Now, we start to dig into tools. Probably the most needed item in your home workshop, and the most common first purchase, a good set of common tools are needed for about 75% of your bike repairs. There are a lot of starter kits out there which might work for your needs. Or you can create your own kit from the suggestions here.
There are a lot of great tool companies such as Park, Pedros, Lezyne, Birzman, plus some lesser known ones like Lifu, IceToolz and Spin Doctor. And tools don’t have to come from a bicycle-specific maker. There are also tools that are worth buying the top-end right away such as the Park professional chain tool above, and some where the basic tool works just fine.
Both Zach and I have been professional mechanics in the past, but do all of our work at home now. Take a look inside as we discuss what works for us in building the starter tool kit for your home workshop….
TIM: Park Tool may be the most popular of the bicycle-specific tool makers, since they probably have the most robust selection of bike tools, and have been around for a long time. They offer two great kits to start out, With the Home Mechanic Starter Kit on the left and the Advanced Mechanic Kit (also called AK-38). Going back 15 years, I had a job in a shop that required that I have my own tools, and the Park AK-32 was the first real bike tools I had. Things have changed over the years, so the kit changed name and now contains 38 peices, and is the least expensive kit that contains the shop-grade cable cutters, chainwhip, chain tool and pedal wrench. Even at 15 years old, all my original tools may show wear, but are still fully functional. So if you can afford the $330, it is the best place to start.
Zach: The AK-32 was my first set of real bike tools as well. When I was 12 I decided I needed to pull apart the hub on my Kona Lavadome after riding into a lake… that’s a normal thing to do right?
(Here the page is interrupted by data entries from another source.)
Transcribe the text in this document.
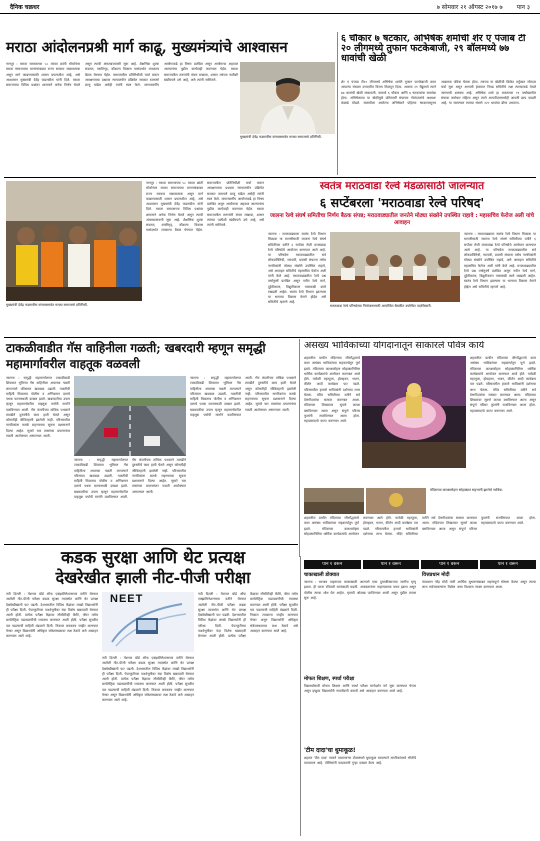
दैनिक चक्रधर	७ सोमवार २१ ऑगस्ट २०१७ ७ पान ३
मराठा आंदोलनप्रश्री मार्ग काढू, मुख्यमंत्र्यांचे आश्वासन
नागपूर : मराठा समाजाच्या ५८ मराठा क्रांती मोर्चानंतर मराठा समाजाच्या मागण्यांबाबत राज्य सरकार सकारात्मक असून मार्ग काढण्यासाठी शासन प्रयत्नशील आहे, असे आश्वासन मुख्यमंत्री देवेंद्र फडणवीस यांनी दिले. मराठा समाजाच्या विविध प्रश्नांवर शासनाने अनेक निर्णय घेतले असून त्याची अंमलबजावणी सुरू आहे. शैक्षणिक शुल्क सवलत, वसतिगृह, कौशल्य विकास यासंदर्भात लवकरच बैठक घेण्यात येईल. समाजातील प्रतिनिधींशी चर्चा करून आरक्षणाच्या प्रश्नावर न्यायालयीन प्रक्रियेत सरकार ठामपणे बाजू मांडेल असेही त्यांनी स्पष्ट केले. मागासवर्गीय आयोगाकडे हा विषय प्रलंबित असून आयोगाचा अहवाल आल्यानंतर पुढील कार्यवाही करण्यात येईल. मराठा समाजातील तरुणांनी संयम राखावा, शासन त्यांच्या पाठीशी खंबीरपणे उभे आहे, असे त्यांनी सांगितले.
मुख्यमंत्री देवेंद्र फडणवीस यांच्यासमवेत मराठा समाजाचे प्रतिनिधी.
६ चौकार ७ षटकार, अभिषेक शर्माची शेर ए पंजाब टी २० लीगमध्ये तुफान फटकेबाजी, २९ बॉलमध्ये ७७ धावांची खेळी
शेर ए पंजाब टी२० लीगमध्ये अभिषेक शर्माने तुफान फटकेबाजी करत आपल्या संघाला दणदणीत विजय मिळवून दिला. अवघ्या २९ चेंडूंमध्ये त्याने ७७ धावांची खेळी साकारली. यामध्ये ६ चौकार आणि ७ षटकारांचा समावेश होता. अभिषेकच्या या खेळीमुळे प्रतिस्पर्धी संघाच्या गोलंदाजांचे अक्षरशः कंबरडे मोडले. सलामीला आलेल्या अभिषेकने पहिल्या षटकापासूनच आक्रमक पवित्रा घेतला होता. त्याच्या या खेळीची क्रिकेट वर्तुळात जोरदार चर्चा सुरू असून आगामी हंगामात निवड समितीचे लक्ष त्याच्याकडे वेधले जाण्याची शक्यता आहे. अभिषेक शर्मा हा भारताच्या १९ वर्षांखालील संघाचा कर्णधार राहिला असून त्याने आयपीएलमध्येही आपली छाप पाडली आहे. या सामन्यात त्याच्या संघाने २२० धावांचा डोंगर उभारला.
मुख्यमंत्री देवेंद्र फडणवीस यांच्यासमवेत मराठा समाजाचे प्रतिनिधी.
नागपूर : मराठा समाजाच्या ५८ मराठा क्रांती मोर्चानंतर मराठा समाजाच्या मागण्यांबाबत राज्य सरकार सकारात्मक असून मार्ग काढण्यासाठी शासन प्रयत्नशील आहे, असे आश्वासन मुख्यमंत्री देवेंद्र फडणवीस यांनी दिले. मराठा समाजाच्या विविध प्रश्नांवर शासनाने अनेक निर्णय घेतले असून त्याची अंमलबजावणी सुरू आहे. शैक्षणिक शुल्क सवलत, वसतिगृह, कौशल्य विकास यासंदर्भात लवकरच बैठक घेण्यात येईल. समाजातील प्रतिनिधींशी चर्चा करून आरक्षणाच्या प्रश्नावर न्यायालयीन प्रक्रियेत सरकार ठामपणे बाजू मांडेल असेही त्यांनी स्पष्ट केले. मागासवर्गीय आयोगाकडे हा विषय प्रलंबित असून आयोगाचा अहवाल आल्यानंतर पुढील कार्यवाही करण्यात येईल. मराठा समाजातील तरुणांनी संयम राखावा, शासन त्यांच्या पाठीशी खंबीरपणे उभे आहे, असे त्यांनी सांगितले.
स्वतंत्र मराठवाडा रेल्वे मंडळासाठी जालन्यात
६ सप्टेंबरला 'मराठवाडा रेल्वे परिषद'
जालना रेल्वे संघर्ष समितीचा निर्णय बैठक संपन्न; मराठवाड्यातील जनतेने मोठ्या संख्येने उपस्थित राहावे : महासचिव फेरोज अली यांचे आवाहन
जालना : मराठवाड्याला स्वतंत्र रेल्वे विभाग मिळावा या मागणीसाठी जालना रेल्वे संघर्ष समितीच्या वतीने ६ सप्टेंबर रोजी मराठवाडा रेल्वे परिषदेचे आयोजन करण्यात आले आहे. या परिषदेस मराठवाड्यातील सर्व लोकप्रतिनिधी, व्यापारी, प्रवासी संघटना तसेच नागरिकांनी मोठ्या संख्येने उपस्थित राहावे, असे आवाहन समितीचे महासचिव फेरोज अली यांनी केले आहे. मराठवाड्यातील रेल्वे प्रश्न वर्षानुवर्षे प्रलंबित असून नवीन रेल्वे मार्ग, दुहेरीकरण, विद्युतीकरण यासारखी कामे रखडली आहेत. स्वतंत्र रेल्वे विभाग झाल्यास या भागाचा विकास वेगाने होईल असे समितीचे म्हणणे आहे.
मराठवाडा रेल्वे परिषदेच्या नियोजनासाठी आयोजित बैठकीत उपस्थित पदाधिकारी.
जालना : मराठवाड्याला स्वतंत्र रेल्वे विभाग मिळावा या मागणीसाठी जालना रेल्वे संघर्ष समितीच्या वतीने ६ सप्टेंबर रोजी मराठवाडा रेल्वे परिषदेचे आयोजन करण्यात आले आहे. या परिषदेस मराठवाड्यातील सर्व लोकप्रतिनिधी, व्यापारी, प्रवासी संघटना तसेच नागरिकांनी मोठ्या संख्येने उपस्थित राहावे, असे आवाहन समितीचे महासचिव फेरोज अली यांनी केले आहे. मराठवाड्यातील रेल्वे प्रश्न वर्षानुवर्षे प्रलंबित असून नवीन रेल्वे मार्ग, दुहेरीकरण, विद्युतीकरण यासारखी कामे रखडली आहेत. स्वतंत्र रेल्वे विभाग झाल्यास या भागाचा विकास वेगाने होईल असे समितीचे म्हणणे आहे.
टाकळीवाडीत गॅस वाहिनीला गळती; खबरदारी म्हणून समृद्धी महामार्गावरील वाहतूक वळवली
जालना : समृद्धी महामार्गालगत टाकळीवाडी शिवारात भूमिगत गॅस वाहिनीला अचानक गळती लागल्याने परिसरात खळबळ उडाली. गळतीची माहिती मिळताच पोलीस व अग्निशमन दलाचे पथक घटनास्थळी दाखल झाले. खबरदारीचा उपाय म्हणून महामार्गावरील वाहतूक पर्यायी मार्गाने वळविण्यात आली. गॅस कंपनीच्या तांत्रिक पथकाने तातडीने दुरुस्तीचे काम हाती घेतले असून कोणतीही जीवितहानी झालेली नाही. परिसरातील नागरिकांना सतर्क राहण्याच्या सूचना प्रशासनाने दिल्या आहेत. सुमारे चार तासांच्या प्रयत्नानंतर गळती आटोक्यात आणण्यात आली.
जालना : समृद्धी महामार्गालगत टाकळीवाडी शिवारात भूमिगत गॅस वाहिनीला अचानक गळती लागल्याने परिसरात खळबळ उडाली. गळतीची माहिती मिळताच पोलीस व अग्निशमन दलाचे पथक घटनास्थळी दाखल झाले. खबरदारीचा उपाय म्हणून महामार्गावरील वाहतूक पर्यायी मार्गाने वळविण्यात आली. गॅस कंपनीच्या तांत्रिक पथकाने तातडीने दुरुस्तीचे काम हाती घेतले असून कोणतीही जीवितहानी झालेली नाही. परिसरातील नागरिकांना सतर्क राहण्याच्या सूचना प्रशासनाने दिल्या आहेत. सुमारे चार तासांच्या प्रयत्नानंतर गळती आटोक्यात आणण्यात आली.
जालना : समृद्धी महामार्गालगत टाकळीवाडी शिवारात भूमिगत गॅस वाहिनीला अचानक गळती लागल्याने परिसरात खळबळ उडाली. गळतीची माहिती मिळताच पोलीस व अग्निशमन दलाचे पथक घटनास्थळी दाखल झाले. खबरदारीचा उपाय म्हणून महामार्गावरील वाहतूक पर्यायी मार्गाने वळविण्यात आली. गॅस कंपनीच्या तांत्रिक पथकाने तातडीने दुरुस्तीचे काम हाती घेतले असून कोणतीही जीवितहानी झालेली नाही. परिसरातील नागरिकांना सतर्क राहण्याच्या सूचना प्रशासनाने दिल्या आहेत. सुमारे चार तासांच्या प्रयत्नानंतर गळती आटोक्यात आणण्यात आली.
असंख्य भाविकांच्या योगदानातून साकारले पवित्र कार्य
शहरातील प्राचीन मंदिराच्या जीर्णोद्धाराचे काम असंख्य भाविकांच्या सहकार्यातून पूर्ण झाले. मंदिराच्या कलशारोहण सोहळ्यानिमित्त धार्मिक कार्यक्रमांचे आयोजन करण्यात आले होते. यावेळी महापूजा, होमहवन, भजन, कीर्तन आदी कार्यक्रम पार पडले. परिसरातील हजारो भाविकांनी दर्शनाचा लाभ घेतला. मंदिर समितीच्या वतीने सर्व देणगीदारांचा सत्कार करण्यात आला. मंदिराच्या शिखरावर सुवर्ण कलश बसविण्यात आला असून संपूर्ण परिसर फुलांनी सजविण्यात आला होता. महाप्रसादाचे वाटप करण्यात आले.
शहरातील प्राचीन मंदिराच्या जीर्णोद्धाराचे काम असंख्य भाविकांच्या सहकार्यातून पूर्ण झाले. मंदिराच्या कलशारोहण सोहळ्यानिमित्त धार्मिक कार्यक्रमांचे आयोजन करण्यात आले होते. यावेळी महापूजा, होमहवन, भजन, कीर्तन आदी कार्यक्रम पार पडले. परिसरातील हजारो भाविकांनी दर्शनाचा लाभ घेतला. मंदिर समितीच्या वतीने सर्व देणगीदारांचा सत्कार करण्यात आला. मंदिराच्या शिखरावर सुवर्ण कलश बसविण्यात आला असून संपूर्ण परिसर फुलांनी सजविण्यात आला होता. महाप्रसादाचे वाटप करण्यात आले.
मंदिराच्या कलशारोहण सोहळ्यात सहभागी झालेले भाविक.
शहरातील प्राचीन मंदिराच्या जीर्णोद्धाराचे काम असंख्य भाविकांच्या सहकार्यातून पूर्ण झाले. मंदिराच्या कलशारोहण सोहळ्यानिमित्त धार्मिक कार्यक्रमांचे आयोजन करण्यात आले होते. यावेळी महापूजा, होमहवन, भजन, कीर्तन आदी कार्यक्रम पार पडले. परिसरातील हजारो भाविकांनी दर्शनाचा लाभ घेतला. मंदिर समितीच्या वतीने सर्व देणगीदारांचा सत्कार करण्यात आला. मंदिराच्या शिखरावर सुवर्ण कलश बसविण्यात आला असून संपूर्ण परिसर फुलांनी सजविण्यात आला होता. महाप्रसादाचे वाटप करण्यात आले.
कडक सुरक्षा आणि थेट प्रत्यक्ष
देखरेखीत झाली नीट-पीजी परीक्षा
नवी दिल्ली : नॅशनल बोर्ड ऑफ एक्झामिनेशन्सच्या वतीने घेण्यात आलेली नीट-पीजी परीक्षा कडक सुरक्षा व्यवस्थेत आणि थेट प्रत्यक्ष देखरेखीखाली पार पडली. देशभरातील विविध केंद्रांवर लाखो विद्यार्थ्यांनी ही परीक्षा दिली. पेपरफुटीच्या पार्श्वभूमीवर यंदा विशेष खबरदारी घेण्यात आली होती. प्रत्येक परीक्षा केंद्रावर सीसीटीव्ही कॅमेरे, जॅमर तसेच बायोमेट्रिक पडताळणीची व्यवस्था करण्यात आली होती. परीक्षा सुरळीत पार पडल्याची माहिती मंडळाने दिली. निकाल लवकरच जाहीर करण्यात येणार असून विद्यार्थ्यांनी अधिकृत संकेतस्थळावर लक्ष ठेवावे असे आवाहन करण्यात आले आहे.
NEET
नवी दिल्ली : नॅशनल बोर्ड ऑफ एक्झामिनेशन्सच्या वतीने घेण्यात आलेली नीट-पीजी परीक्षा कडक सुरक्षा व्यवस्थेत आणि थेट प्रत्यक्ष देखरेखीखाली पार पडली. देशभरातील विविध केंद्रांवर लाखो विद्यार्थ्यांनी ही परीक्षा दिली. पेपरफुटीच्या पार्श्वभूमीवर यंदा विशेष खबरदारी घेण्यात आली होती. प्रत्येक परीक्षा केंद्रावर सीसीटीव्ही कॅमेरे, जॅमर तसेच बायोमेट्रिक पडताळणीची व्यवस्था करण्यात आली होती. परीक्षा सुरळीत पार पडल्याची माहिती मंडळाने दिली. निकाल लवकरच जाहीर करण्यात येणार असून विद्यार्थ्यांनी अधिकृत संकेतस्थळावर लक्ष ठेवावे असे आवाहन करण्यात आले आहे.
नवी दिल्ली : नॅशनल बोर्ड ऑफ एक्झामिनेशन्सच्या वतीने घेण्यात आलेली नीट-पीजी परीक्षा कडक सुरक्षा व्यवस्थेत आणि थेट प्रत्यक्ष देखरेखीखाली पार पडली. देशभरातील विविध केंद्रांवर लाखो विद्यार्थ्यांनी ही परीक्षा दिली. पेपरफुटीच्या पार्श्वभूमीवर यंदा विशेष खबरदारी घेण्यात आली होती. प्रत्येक परीक्षा केंद्रावर सीसीटीव्ही कॅमेरे, जॅमर तसेच बायोमेट्रिक पडताळणीची व्यवस्था करण्यात आली होती. परीक्षा सुरळीत पार पडल्याची माहिती मंडळाने दिली. निकाल लवकरच जाहीर करण्यात येणार असून विद्यार्थ्यांनी अधिकृत संकेतस्थळावर लक्ष ठेवावे असे आवाहन करण्यात आले आहे.
पान १ वरून	पान १ वरून	पान १ वरून	पान १ वरून
चाकाखाली डोक्यात
जालना : भरधाव वाहनाच्या चाकाखाली आल्याने एका दुचाकीस्वाराचा जागीच मृत्यू झाला. ही घटना रविवारी सायंकाळी घडली. अपघातानंतर वाहनचालक फरार झाला असून पोलीस त्याचा शोध घेत आहेत. मृताची ओळख पटविण्यात आली असून पुढील तपास सुरू आहे.
वित्तप्रधान मोदी
पंतप्रधान नरेंद्र मोदी यांनी आर्थिक सुधारणांबाबत महत्त्वपूर्ण घोषणा केल्या असून त्याचा लाभ सर्वसामान्यांना मिळेल असा विश्वास व्यक्त करण्यात आला.
मोफत शिक्षण, स्पर्धा परीक्षा
विद्यार्थ्यांसाठी मोफत शिक्षण आणि स्पर्धा परीक्षा मार्गदर्शन वर्ग सुरू करण्यात येणार असून इच्छुक विद्यार्थ्यांनी नावनोंदणी करावी असे आवाहन करण्यात आले आहे.
'टीम दादा'चा धुमाकूळ!
शहरात 'टीम दादा' नावाने वावरणाऱ्या टोळक्याने धुमाकूळ घातल्याने नागरिकांमध्ये भीतीचे वातावरण आहे. पोलिसांनी याप्रकरणी गुन्हा दाखल केला आहे.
Only I didn’t have any idea what I was doing and managed to pull off the freehub without taking off the cassette first. After a trip to the local bike shop and a few days without riding I vowed to learn how to do all my own repairs and eventually was given the AK-32 as an awesome gift from my parents. Like you, all of those tools are still in use except for the chain cleaner which broke.
Tyler: I’m almost embarrassed to admit my first all-in-one was the Nashbar kit that came in a plastic case with molded shapes for the basics. It was cheap and it did the job for many years, though, even back when adjusting threaded headsets was a common repair.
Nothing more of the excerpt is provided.